Hemos atravesado Madrid. Los túneles estaban repletos de engendros, y en Chamartín había miles. El tren los ha embestido. Ha sido una masacre. Un infierno. Hemos perdido todas las lanzaderas y más de cincuenta pasajeros. Casi descarrilamos. Yo nunca había matado a tantos.
Me gusta disparar a embarazadas. El Jefe explicó que las haya después de tanto tiempo significa que pueden reproducirse, y eso es malo para nosotros. Yo, si cuando viajamos veo alguna, cojo el rifle y le pego dos tiros, primero a la barriga, y luego a la cabeza. Así me aseguro que el engendro de dentro también palma. Una vez Elías me vio haciéndolo y me asustó un poco. Me dijo que no siempre tienen hijos con la enfermedad, sino que alguno nace sano. Yo debí poner una cara horrible, porque enseguida se apresuró a decirme que hacía bien matándolos. Él había visto lo que les pasaba a los que nacían sanos entre los engendros, y era horrible. Le devoraban vivo y la propia madre incluso participaba. Elías es un conseguidor, uno de los pocos que bajan del tren para buscar provisiones y munición. Ha visto cosas horribles. Sigo disparando embarazadas.
En el norte hemos vuelto a encontrar grupúsculos de supervivientes. Eso nos ha dado ánimos. El Revisor dice que si somos suficientes, puede que algún día podamos parar el tren y establecernos. Volver a empezar. E incluso, con el tiempo, recuperar las ciudades, los pueblos, y la vida.
Marta no consiguió subir al tren. Corrió detrás de mí, pero cuando yo subí, ella tropezó y cayó. Nos perseguían un montón de engendros, así que lo último que recuerdo de ella fue su mirada mientras la alcanzaban y la despedazaban con sus manos y sus dientes. Yo quise saltar, pero el Jefe me sujeto y lo impidió. ‘Cada vida es sagrada’, me dijo. Luego quedé como muerto, mucho más que cuando perdí a mis padres, y él se ocupó de mi. Me tomó a su cargo y me enseñó a disparar. Es el responsable de la unidad de tiradores. Pronto demostré que soy bueno. Donde pongo el ojo... Además soy rápido, muy rápido, y eso es muy bueno en este trabajo. Hay que abatir al mayor número posible para proteger a los corren para subirse al tren. Soy el mejor, y lo saben. Está orgulloso de mí, aunque piensa que estoy un poco loco. Pero sé que me quiere, y yo no le fallaré nunca.
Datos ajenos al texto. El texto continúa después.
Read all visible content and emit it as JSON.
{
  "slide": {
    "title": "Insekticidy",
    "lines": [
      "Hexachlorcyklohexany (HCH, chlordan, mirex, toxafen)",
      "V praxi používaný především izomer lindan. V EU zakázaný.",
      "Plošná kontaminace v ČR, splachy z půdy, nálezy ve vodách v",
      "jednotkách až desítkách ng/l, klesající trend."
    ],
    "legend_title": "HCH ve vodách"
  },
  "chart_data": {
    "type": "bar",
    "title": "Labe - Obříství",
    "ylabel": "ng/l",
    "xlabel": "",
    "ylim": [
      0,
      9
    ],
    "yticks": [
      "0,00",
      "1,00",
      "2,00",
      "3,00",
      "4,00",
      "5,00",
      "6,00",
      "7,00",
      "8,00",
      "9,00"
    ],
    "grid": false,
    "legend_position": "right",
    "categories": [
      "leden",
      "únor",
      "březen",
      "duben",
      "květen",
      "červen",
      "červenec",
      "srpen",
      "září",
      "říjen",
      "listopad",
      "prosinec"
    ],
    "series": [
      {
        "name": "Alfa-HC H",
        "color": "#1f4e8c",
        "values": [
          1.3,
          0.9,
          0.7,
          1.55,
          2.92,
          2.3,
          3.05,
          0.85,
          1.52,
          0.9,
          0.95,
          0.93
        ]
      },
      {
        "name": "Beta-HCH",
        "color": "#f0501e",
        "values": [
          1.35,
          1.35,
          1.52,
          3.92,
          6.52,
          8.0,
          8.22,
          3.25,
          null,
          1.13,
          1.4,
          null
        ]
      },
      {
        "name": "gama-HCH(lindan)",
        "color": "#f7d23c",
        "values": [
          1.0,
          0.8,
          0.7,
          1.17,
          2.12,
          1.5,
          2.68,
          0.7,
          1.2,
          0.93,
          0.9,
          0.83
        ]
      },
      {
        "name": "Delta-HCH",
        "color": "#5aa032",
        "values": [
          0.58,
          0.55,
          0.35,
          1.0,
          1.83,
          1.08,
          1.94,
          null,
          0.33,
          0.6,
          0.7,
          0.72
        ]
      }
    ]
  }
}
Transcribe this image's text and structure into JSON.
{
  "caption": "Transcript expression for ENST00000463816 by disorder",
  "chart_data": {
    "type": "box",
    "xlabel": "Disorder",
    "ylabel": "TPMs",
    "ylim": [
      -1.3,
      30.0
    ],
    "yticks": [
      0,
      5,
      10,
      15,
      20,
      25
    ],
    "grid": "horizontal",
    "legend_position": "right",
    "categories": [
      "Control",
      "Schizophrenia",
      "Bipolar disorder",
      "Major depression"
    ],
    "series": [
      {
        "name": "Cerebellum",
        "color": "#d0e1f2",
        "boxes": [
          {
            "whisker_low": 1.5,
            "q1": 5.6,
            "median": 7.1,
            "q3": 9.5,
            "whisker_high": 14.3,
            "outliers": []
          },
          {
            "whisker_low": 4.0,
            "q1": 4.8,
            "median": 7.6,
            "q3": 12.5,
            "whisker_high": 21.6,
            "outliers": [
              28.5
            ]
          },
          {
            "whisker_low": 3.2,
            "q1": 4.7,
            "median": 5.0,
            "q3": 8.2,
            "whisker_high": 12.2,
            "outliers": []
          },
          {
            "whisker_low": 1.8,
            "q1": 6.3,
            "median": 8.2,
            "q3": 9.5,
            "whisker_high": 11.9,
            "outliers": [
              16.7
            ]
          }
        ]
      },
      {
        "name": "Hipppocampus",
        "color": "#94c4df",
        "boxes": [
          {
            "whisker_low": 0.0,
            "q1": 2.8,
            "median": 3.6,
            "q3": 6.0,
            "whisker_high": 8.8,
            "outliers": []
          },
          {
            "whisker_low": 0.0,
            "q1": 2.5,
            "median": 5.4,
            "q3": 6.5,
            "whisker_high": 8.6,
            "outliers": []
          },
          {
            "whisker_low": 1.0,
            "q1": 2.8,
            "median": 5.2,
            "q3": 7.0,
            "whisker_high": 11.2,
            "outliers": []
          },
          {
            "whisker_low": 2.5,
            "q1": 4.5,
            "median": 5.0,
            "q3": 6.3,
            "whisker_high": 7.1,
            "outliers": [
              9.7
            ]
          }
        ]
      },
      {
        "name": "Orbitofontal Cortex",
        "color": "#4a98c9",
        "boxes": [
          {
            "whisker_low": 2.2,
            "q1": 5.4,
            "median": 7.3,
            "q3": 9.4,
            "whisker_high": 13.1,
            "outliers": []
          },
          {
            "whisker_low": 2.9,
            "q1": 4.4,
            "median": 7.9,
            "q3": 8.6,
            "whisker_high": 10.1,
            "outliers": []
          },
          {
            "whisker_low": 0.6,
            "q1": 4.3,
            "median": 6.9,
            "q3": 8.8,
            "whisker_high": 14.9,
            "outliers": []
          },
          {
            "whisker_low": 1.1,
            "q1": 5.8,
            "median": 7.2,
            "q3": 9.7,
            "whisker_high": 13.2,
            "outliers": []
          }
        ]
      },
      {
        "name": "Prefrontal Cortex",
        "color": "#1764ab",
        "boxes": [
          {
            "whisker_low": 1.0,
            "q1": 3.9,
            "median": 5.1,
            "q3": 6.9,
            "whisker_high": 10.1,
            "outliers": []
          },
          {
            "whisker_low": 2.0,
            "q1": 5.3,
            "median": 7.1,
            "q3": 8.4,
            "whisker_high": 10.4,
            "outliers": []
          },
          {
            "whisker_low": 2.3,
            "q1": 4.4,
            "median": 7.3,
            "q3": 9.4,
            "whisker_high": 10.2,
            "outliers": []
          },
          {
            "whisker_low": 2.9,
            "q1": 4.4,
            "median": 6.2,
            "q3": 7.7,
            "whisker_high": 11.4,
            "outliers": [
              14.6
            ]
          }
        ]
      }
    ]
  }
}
Esta tarde hemos rescatado un grupo numeroso. Era un pueblo grande y había muchos apestosos, pero hemos trabajado bien (salvo Toni, que, como siempre, con las prisas ha acabado dando a uno de los que estaba cubriendo, por fortuna solo en el hombro. Luego le hemos dado las tradicionales collejas por patoso). Yo he visto a una chica que iba más retrasada y he intentado ayudarla. Iba muy apurada, con los engendros pisándola los talones. Me recordaba mucho a Marta. Mucho.
Pero iba tan atrás que el Jefe me ha tocado el hombro y me ha dicho que no merecía la pena. Era inútil. Me ha dado mucha rabia, así que me he tumbado y he apuntado bien. El tiro era difícil, pero le he atravesado la frente limpiamente. Ha caído muerta en el acto. Los apestosos no la torturaran. Es lo que tenían que haber hecho con Marta.
Tengo diecisiete años, viajo en un tren que nunca se detiene en un mundo lleno de monstruos, y nunca fallo un disparo.